Are you focused on what you are actually selling?
“Here to help people in pursuit of their dreams, goals and opportunities”.
We heard this tagline on an advert last week. What company or service do you think it was referring to? A leading university, a new self improvement programme, perhaps a big medical breakthrough? No, it was referring to the “Fly Delta” app for Delta Airlines.
Are people going to use the app thinking this will help me “pursue my dreams, goals and opportunities” or will they use it because it is an easy way of booking flights and tracking flight schedules? We suspect the latter. So why not tell them why the app is really good?
This reminded me of a meeting I attended with the marketing team of a Laundry brand. Before the meeting started they wanted to show the new TV ad for the brand. So, they played it. It was a nice film – I wouldn’t call it an advert – about a child and the ambition they had for their life. As we got to the end of the film, I looked across at the marketing director. She was crying.
Now, I’m pretty sure that she was crying because of the emotion of the film. Not because she had just realised that nobody who saw the film would ever remember that it was advertising a laundry brand. When asked for my reaction I managed a “wonderful, really moving…” and left out the “but not moving any product” that I wanted to say.
Why are we talking about this? Well, the FMCG industry makes really important products – things that are pretty central to our lives. If you run out of milk, toothpaste, ketchup or toilet roll, you will want to replace them pretty quickly.
Marketers often want to inject these products with much greater meaning. They try to go down a couple of levels and give shoppers a much deeper reason for using a category or buying a particular brand. But do shoppers want the deodorant they buy to help them fulfil their ambitions in life or to stop them from sweating? Do, they want a wine that is “firm, well rounded, with herbaceous, earthy and charcoal notes” or one that is great with steak?
We are not saying that there is no place for emotion, depth and meaning. What we are saying is don’t get so carried away with what you could be selling that you forget what you are actually selling.

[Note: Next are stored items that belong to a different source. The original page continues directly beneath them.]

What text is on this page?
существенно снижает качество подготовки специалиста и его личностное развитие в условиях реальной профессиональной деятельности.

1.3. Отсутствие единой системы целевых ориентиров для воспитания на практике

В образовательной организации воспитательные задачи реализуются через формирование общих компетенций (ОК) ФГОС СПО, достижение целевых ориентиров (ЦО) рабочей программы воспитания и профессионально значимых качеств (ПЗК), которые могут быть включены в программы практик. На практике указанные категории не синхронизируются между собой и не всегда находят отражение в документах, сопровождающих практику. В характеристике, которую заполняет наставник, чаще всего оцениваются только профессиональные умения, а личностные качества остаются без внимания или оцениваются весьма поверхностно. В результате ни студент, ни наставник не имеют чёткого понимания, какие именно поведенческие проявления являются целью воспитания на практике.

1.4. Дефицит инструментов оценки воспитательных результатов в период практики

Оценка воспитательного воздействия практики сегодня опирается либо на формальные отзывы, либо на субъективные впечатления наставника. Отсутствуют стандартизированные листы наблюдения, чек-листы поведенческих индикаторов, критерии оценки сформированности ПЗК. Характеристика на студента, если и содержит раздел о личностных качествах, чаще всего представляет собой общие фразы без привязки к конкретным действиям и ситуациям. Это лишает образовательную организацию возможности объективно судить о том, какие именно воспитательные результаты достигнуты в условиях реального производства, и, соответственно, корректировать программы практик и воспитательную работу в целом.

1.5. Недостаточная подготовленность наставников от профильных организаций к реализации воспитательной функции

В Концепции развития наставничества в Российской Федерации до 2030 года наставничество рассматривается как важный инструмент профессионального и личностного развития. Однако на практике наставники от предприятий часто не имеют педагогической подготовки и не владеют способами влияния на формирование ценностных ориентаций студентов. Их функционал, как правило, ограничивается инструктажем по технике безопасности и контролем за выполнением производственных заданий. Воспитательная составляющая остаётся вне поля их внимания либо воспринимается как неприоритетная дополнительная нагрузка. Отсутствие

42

So, how do you keep focused on what you are actually selling?
Think about who is actually buying your product. It sounds an obvious thing to say – of course you think about who is buying your product. But is that always the case? Do you always pay enough attention to who is actually buying the product?
There are two things we often see. First, is the tendency to design and create for people like ourselves. The average project team usually has a very different profile from the end buyer. It is easy for conversations to be (sub consciously) influenced by what the people in the room would like the concept to be. Second, is the tendency to think about who we would most like the end buyer to be rather than who it really should be. The number of products targeting millennials is a classic case at the moment.
Talk to people who are less close to the category e.g. friends and family. Or people who have less of a vested interest in the project. They can keep you focused on the true target and what is most important.
Think about the environment in which the product is seen and chosen. We talk about this a lot. Your category could be one of 30-40 the shopper is buying on that trip. Your product could be one of a hundred they could choose from in the category. There might be 3 or 4 brands on promotion.
You can’t rely on a shopper walking down an aisle, or scrolling down a webpage, with your TV or social media ad front of mind, thinking “I can’t wait to buy product X”. It rarely happens. The buying environment is where products win or lose. It is about standing out and being seen before the competition. Then the (right) messaging can kick in.
Think about what shoppers most need to know. There are essentially 3 things a shopper needs to know. What the product is. What the product does. Why the product is good. This needs to drive the hierarchy of information you present to the shopper. Once you’ve told them what they need to know, you can then think about whether you tell them how it might make them feel.
One of our favourites at the moment is the amount of brands that are saying something along the lines of “great days start with (insert brand name)”. Then leave the shopper guessing why their day will be so great if they have that product. Assuming, they know what the product is in the first place, of course.
Your starting point shouldn’t be what would we most like to tell shoppers. It should be, what do shoppers most need to know?
Remember what you’re selling. If you don’t, how can you expect shoppers to?